Mais ces dernières années, des forces extérieures ont fondu sur lui comme une avalanche, provoquant des bouleversements aussi rapides que massifs. Dans une économie de subsistance, l’argent ne joue qu’un rôle mineur. Le travail n’a pas de valeur monétaire, il s’insère dans un réseau complexe de relations humaines. Mais en un jour, un touriste peut dépenser autant qu’une famille ladakhi en un an. Alors les habitants du Ladakh se sentent très pauvres. Au début de mon séjour, des enfants que je n’avais jamais vus venaient m’offrir des abricots ; aujourd’hui, de petites silhouettes affublées de vêtements occidentaux élimés accueillent les étrangers en tendant la main : « Stylo, stylo » est désormais leur mantra. Mais ce que les enfants ladakhis apprennent aujourd’hui à l’école ne leur servira à rien. Leurs manuels sont rédigés par des gens qui n’ont jamais mis les pieds au Ladakh et ignorent tout de la culture de l’orge à plus de 4000 mètres d’altitude. (in Quand le développement crée la pauvreté) » Les OGM peuvent-ils pousser à 4000 mètres d’altitude ?

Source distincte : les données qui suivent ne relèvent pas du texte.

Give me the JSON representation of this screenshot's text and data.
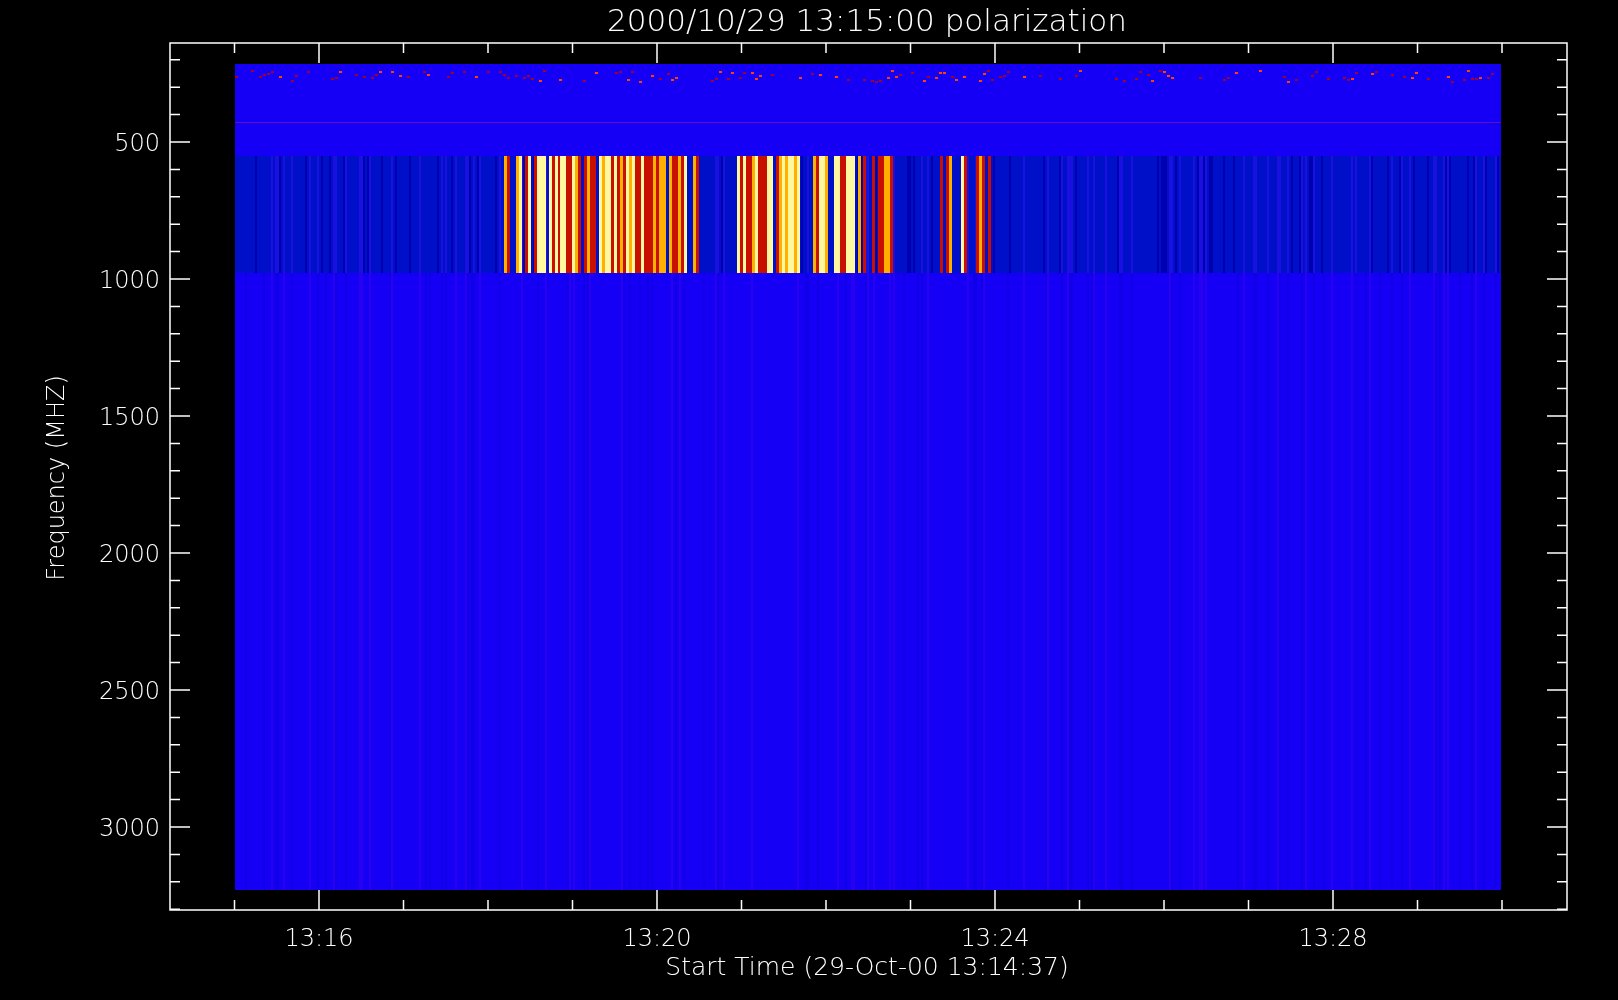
{
  "title": "2000/10/29 13:15:00 polarization",
  "plot": {
    "xlabel": "Start Time (29-Oct-00 13:14:37)",
    "ylabel": "Frequency (MHZ)",
    "xtick_labels": [
      "13:16",
      "13:20",
      "13:24",
      "13:28"
    ],
    "ytick_labels": [
      "500",
      "1000",
      "1500",
      "2000",
      "2500",
      "3000"
    ]
  }
}
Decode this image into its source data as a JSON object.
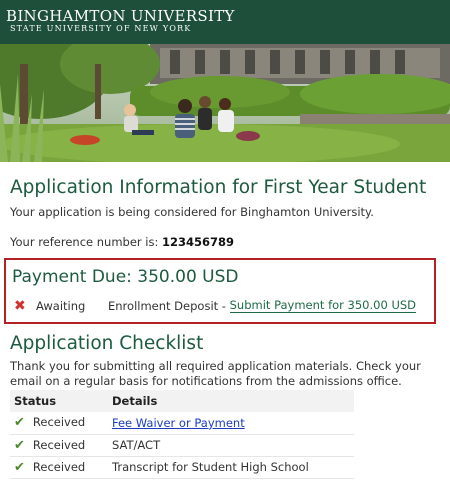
{
  "header": {
    "logo_main": "BINGHAMTON UNIVERSITY",
    "logo_sub": "STATE UNIVERSITY OF NEW YORK"
  },
  "main": {
    "title": "Application Information for First Year Student",
    "intro": "Your application is being considered for Binghamton University.",
    "reference_label": "Your reference number is:",
    "reference_number": "123456789"
  },
  "payment": {
    "title": "Payment Due: 350.00 USD",
    "status": "Awaiting",
    "item": "Enrollment Deposit -",
    "link": "Submit Payment for 350.00 USD",
    "status_icon": "x-icon",
    "border_color": "#b32026"
  },
  "checklist": {
    "title": "Application Checklist",
    "message": "Thank you for submitting all required application materials.  Check your email on a regular basis for notifications from the admissions office.",
    "columns": [
      "Status",
      "Details"
    ],
    "rows": [
      {
        "status": "Received",
        "details": "Fee Waiver or Payment",
        "is_link": true
      },
      {
        "status": "Received",
        "details": "SAT/ACT",
        "is_link": false
      },
      {
        "status": "Received",
        "details": "Transcript for Student High School",
        "is_link": false
      }
    ]
  },
  "colors": {
    "header_bg": "#1d4f3a",
    "heading": "#1d5a3f",
    "link": "#1a3dc4"
  }
}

Alain Deshayes : Pourquoi, toi qui pose une question à faire rire tout agronome (« Les » OGM peuvent-ils pousser à 4000 mètres d’altitude ?) tu aurais raison scientifiquement sur une question que tu ne maîtrise pas ?

La question de savoir si « un » OGM peut pousser à 4000 m, n’a pas de sens. Il n’y a pas « LES » OGM et le reste. Le génie génétique est une technique qui peut être appliquée à tout organisme vivant, microorganisme, plante ou animal. La question est donc de savoir l’intérêt qu’il pourrait exister à introduire tel ou tel gène dans un organisme qui se développe dans un environnement donné. Ceci étant posé, la priorité dans les montagnes himalayennes n’est pas de « penser » génie génétique, mais de s’interroger sur les conditions qui permettraient, compte tenu de la technicité locale, d’augmenter la production agricole globale avec les espèces  existantes. Si des besoins spécifiques sont exprimés et qui ne peuvent être satisfaits avec les techniques disponibles, il sera éventuellement envisageable de recourir à d’autres types de techniques.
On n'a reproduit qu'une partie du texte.